Translation of Children’s Literature

Translation of Children’s Literature

As a field of study, children’s literature, and translation of children’s literature, in particular, is often sidelined. Translators of children’s books have rarely received the acknowledgment and credit that they deserve. In recent years, research across a number of disciplines has contributed to a rapidly developing knowledge and understanding of the cross-cultural transformation and reception of children’s literature. Many essays were published during the last years, reflecting the challenges and different ways to translate literature works for young readers.

The category of children’s literature combines such different genres as books for preschool children, for teenagers and its translation requires an understanding of the inner world of children and factors, affecting the development of the child. The successful translation of works for children is an exact balance of content, creativity, a simplicity of expression, and a kind of “linguistic liberties”. On the other hand, when translating literature, addressed to the teenage audience, an interpreter must constantly remember the fragility of the teenagers’ imaginary, no longer the children’s one, but not yet the adult’s.

When translating a child’s work, it is necessary to take into account what age it is addressed to in order not to introduce into the text too associative and complicated images, epithets, comparisons, expressions, and so on. This spiritual duality raises the question of what exactly should be considered a children’s literature. Texts, written by adults specifically for children? Texts, written for adults, but readable by children with pleasure as well? Or texts that are read by both adults and children? At different times, the answers to these questions were different. Accordingly, the nature of the “adult-child” relationship has changed. For example, “Robinson Crusoe” and “Gulliver’s Adventures”, originally intended for adult readers, eventually became books for children.

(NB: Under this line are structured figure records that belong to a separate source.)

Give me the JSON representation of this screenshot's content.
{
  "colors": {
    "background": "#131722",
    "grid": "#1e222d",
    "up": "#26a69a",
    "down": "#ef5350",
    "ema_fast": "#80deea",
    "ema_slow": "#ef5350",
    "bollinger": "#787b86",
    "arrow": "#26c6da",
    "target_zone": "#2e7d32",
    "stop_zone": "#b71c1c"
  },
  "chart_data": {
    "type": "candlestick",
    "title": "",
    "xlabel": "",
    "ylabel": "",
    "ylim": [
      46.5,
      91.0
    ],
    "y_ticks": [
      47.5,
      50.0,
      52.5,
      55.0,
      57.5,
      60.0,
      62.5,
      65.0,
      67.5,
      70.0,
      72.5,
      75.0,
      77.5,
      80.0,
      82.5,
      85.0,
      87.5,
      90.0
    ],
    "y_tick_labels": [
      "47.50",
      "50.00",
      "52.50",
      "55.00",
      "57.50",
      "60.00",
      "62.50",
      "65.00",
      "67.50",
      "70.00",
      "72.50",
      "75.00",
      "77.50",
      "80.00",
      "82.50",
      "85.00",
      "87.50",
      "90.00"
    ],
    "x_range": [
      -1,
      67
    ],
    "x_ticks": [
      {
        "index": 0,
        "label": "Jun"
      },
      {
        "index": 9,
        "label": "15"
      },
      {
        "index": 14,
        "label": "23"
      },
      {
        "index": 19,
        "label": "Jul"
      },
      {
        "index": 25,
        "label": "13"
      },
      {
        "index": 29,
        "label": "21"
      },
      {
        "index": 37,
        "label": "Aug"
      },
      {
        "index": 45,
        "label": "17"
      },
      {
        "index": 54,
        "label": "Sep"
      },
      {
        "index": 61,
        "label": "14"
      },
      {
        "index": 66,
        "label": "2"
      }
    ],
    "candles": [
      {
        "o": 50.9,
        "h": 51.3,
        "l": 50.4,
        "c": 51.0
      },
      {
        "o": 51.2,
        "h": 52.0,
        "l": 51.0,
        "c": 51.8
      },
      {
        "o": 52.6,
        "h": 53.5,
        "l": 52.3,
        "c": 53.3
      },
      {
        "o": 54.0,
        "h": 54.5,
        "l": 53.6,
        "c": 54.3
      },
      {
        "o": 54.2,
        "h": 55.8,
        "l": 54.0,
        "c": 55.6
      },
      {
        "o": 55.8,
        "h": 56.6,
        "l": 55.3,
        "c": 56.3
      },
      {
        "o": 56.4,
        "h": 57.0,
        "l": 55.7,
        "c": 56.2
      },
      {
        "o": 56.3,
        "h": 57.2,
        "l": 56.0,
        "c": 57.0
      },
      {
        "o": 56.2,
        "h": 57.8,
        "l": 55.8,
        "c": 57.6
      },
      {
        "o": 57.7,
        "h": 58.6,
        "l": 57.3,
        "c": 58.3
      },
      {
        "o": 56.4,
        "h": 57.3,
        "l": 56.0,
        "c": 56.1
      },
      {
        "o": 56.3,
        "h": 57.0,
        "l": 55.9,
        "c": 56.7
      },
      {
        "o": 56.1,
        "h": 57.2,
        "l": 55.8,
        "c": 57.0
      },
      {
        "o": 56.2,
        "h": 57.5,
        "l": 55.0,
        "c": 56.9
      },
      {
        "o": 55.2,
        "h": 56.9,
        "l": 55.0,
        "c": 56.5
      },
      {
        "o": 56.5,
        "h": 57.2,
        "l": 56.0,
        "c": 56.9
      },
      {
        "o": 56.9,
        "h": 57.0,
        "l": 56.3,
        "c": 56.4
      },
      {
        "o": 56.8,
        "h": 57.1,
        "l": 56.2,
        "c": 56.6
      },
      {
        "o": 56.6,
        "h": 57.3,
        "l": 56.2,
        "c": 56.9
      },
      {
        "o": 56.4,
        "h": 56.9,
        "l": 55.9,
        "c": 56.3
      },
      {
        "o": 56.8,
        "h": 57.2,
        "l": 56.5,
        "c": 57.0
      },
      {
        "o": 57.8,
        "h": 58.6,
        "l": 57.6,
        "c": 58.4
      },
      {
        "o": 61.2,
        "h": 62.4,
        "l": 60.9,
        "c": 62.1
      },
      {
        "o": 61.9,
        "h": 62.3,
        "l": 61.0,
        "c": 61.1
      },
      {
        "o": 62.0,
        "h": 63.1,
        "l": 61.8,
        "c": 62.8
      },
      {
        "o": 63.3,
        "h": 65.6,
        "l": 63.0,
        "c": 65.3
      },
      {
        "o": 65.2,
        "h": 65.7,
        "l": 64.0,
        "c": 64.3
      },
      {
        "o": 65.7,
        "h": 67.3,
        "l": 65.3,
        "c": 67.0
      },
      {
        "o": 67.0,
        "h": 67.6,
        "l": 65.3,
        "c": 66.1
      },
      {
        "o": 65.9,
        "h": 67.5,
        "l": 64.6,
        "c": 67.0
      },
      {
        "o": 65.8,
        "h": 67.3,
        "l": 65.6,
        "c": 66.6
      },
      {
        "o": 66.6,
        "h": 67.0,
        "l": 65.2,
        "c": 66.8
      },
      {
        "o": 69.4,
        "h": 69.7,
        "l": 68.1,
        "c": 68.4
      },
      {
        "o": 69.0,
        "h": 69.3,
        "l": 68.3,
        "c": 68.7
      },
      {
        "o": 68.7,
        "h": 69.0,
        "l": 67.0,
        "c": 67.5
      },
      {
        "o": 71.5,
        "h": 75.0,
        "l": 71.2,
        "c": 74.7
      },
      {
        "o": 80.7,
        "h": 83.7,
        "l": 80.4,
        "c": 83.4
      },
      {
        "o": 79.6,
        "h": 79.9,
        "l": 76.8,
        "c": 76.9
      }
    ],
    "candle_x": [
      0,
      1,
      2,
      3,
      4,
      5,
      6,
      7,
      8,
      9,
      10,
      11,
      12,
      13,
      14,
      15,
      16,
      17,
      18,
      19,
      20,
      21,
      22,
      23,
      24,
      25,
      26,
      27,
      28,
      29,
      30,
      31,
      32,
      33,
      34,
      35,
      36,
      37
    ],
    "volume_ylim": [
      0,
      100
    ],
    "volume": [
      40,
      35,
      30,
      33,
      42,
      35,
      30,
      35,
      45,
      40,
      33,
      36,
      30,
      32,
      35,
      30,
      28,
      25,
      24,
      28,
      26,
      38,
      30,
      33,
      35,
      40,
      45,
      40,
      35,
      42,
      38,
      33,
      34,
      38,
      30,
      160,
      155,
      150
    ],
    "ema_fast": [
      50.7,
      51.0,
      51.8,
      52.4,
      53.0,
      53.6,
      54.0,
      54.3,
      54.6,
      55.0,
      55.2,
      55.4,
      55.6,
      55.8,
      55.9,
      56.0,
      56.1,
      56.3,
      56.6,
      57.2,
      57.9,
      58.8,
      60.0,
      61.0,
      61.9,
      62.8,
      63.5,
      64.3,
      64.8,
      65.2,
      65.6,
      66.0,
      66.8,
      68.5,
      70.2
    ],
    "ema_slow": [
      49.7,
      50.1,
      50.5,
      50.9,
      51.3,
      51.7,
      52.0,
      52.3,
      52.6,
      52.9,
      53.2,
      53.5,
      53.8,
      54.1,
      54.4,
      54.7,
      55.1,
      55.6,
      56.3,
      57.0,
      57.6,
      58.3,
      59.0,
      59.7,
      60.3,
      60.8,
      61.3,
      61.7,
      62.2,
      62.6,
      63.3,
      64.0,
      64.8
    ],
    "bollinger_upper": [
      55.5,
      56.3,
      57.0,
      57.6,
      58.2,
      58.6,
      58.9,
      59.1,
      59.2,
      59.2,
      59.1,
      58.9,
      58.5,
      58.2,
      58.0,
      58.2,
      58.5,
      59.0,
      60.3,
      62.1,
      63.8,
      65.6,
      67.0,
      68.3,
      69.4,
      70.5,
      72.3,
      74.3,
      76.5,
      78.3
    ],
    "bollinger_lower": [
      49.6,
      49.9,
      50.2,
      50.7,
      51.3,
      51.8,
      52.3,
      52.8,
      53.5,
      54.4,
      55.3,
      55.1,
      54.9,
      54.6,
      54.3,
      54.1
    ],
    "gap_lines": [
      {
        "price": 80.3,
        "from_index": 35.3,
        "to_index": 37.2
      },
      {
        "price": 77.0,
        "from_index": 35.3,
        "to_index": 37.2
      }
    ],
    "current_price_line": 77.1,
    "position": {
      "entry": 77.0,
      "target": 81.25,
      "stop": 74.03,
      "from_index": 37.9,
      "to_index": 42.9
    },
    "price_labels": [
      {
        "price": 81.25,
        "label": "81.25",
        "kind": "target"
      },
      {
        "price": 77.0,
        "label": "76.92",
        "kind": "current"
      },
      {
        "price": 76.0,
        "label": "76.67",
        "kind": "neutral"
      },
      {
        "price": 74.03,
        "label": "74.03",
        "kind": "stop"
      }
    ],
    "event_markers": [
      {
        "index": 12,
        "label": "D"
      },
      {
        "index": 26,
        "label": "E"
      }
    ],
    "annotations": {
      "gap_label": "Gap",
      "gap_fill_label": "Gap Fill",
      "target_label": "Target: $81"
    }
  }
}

The translator has the full right to clarify artistic details, of course, if this does not damage the author’s style. It happens that individual lines, and sometimes stanzas of the translated text, are difficult to translate by means of the native language. But other images can be strengthened somewhat, preserving the nature of the original source. If necessary, the translator has the right to withdraw from the original text, to omit certain details in the master’s name, or vice versa, to add some details in the name of greater artistic persuasiveness in conveying this principle. He also can expand or shorten the original text, but in all cases with one condition: these deviations should not lead beyond the author’s main idea. The freedom of an interpreter is permissible and even necessary within this imaginative system.Undoubtedly, translators, in order to more accurately reproduce the spirit, the idea, the poetics of the primary source, should avoid the formal and literal exactness, which often leads to the semantic awkwardness. At the same time, it is impossible to deal with the original text too freely. Translation, devoid of the national color of the original source, does not give any idea of the author’s originality and style to the foreign reader.

The fundamental difference between the texts for children and adults is demonstrated by the history of the development of children’s literature as a visual medium of information. Drawings in books add a new dimension to the dynamics of the relationship between the original language and the target language. An important component of the translation of children’s literature is the sound, especially in books for young children, which are usually read aloud by adults. One of the few scientists who studied the influence of syntactic changes on the “readability” of children’s literature was the Finnish linguist Marie Puurtinen. In 1995, she published the results of her research, during which two different translations of “The Wizard of Oz” by L. Baum into Finnish were compared. As it turned out, one of these translations was read aloud much easier, because his style was more dynamic and rhythmic. The sound structure of texts: lullabies, children’s songs, and poetry are of great importance for a child who is still in the process of revealing the secrets and depths of the phonology of his native language. That is why repetitions, rhyme, onomatopoeia, wordplay, nonsense, neologisms, and reproduction of sounds issued by animals are typical features of children’s texts, which require a considerable degree of linguistic creativity on the part of the translator.

One of the first scholars who paid serious attention to the translations of children’s literature was the Swedish linguist Goethe Klingberg, co-founder of the International Society for the Study of Children’s Literature for Children’s Literature Studies (IRSCL). Klingberg was an active opponent of the practice of “the adaptation of the cultural context”: foreign names, words, food, and so on, in texts, created for the children’s audience. He argued that the literary integrity of the work should be preserved as much as possible. However, the views of Klingberg were not recognized by translators and editors who did not believe in the child’s ability to independently assimilate unfamiliar concepts. And in the 1970s, the main trend in the translation of children’s literature was the transition from the principle of equivalence to descriptive methods that focused on the purpose, functions, and status of translation in the target culture.

Recently, the globalization of both the children’s book market and children’s culture, in general, has an impact on translations of literature for children. In particular, the time interval between the publication of the original text and its translations has sharply reduced, which is perfectly illustrated by the history of the Harry Potter series. The globalization also affected the translation of children’s literature. For example, modern translations of children’s literature often use dialect words or slang, which are common for the modern children and youngsters.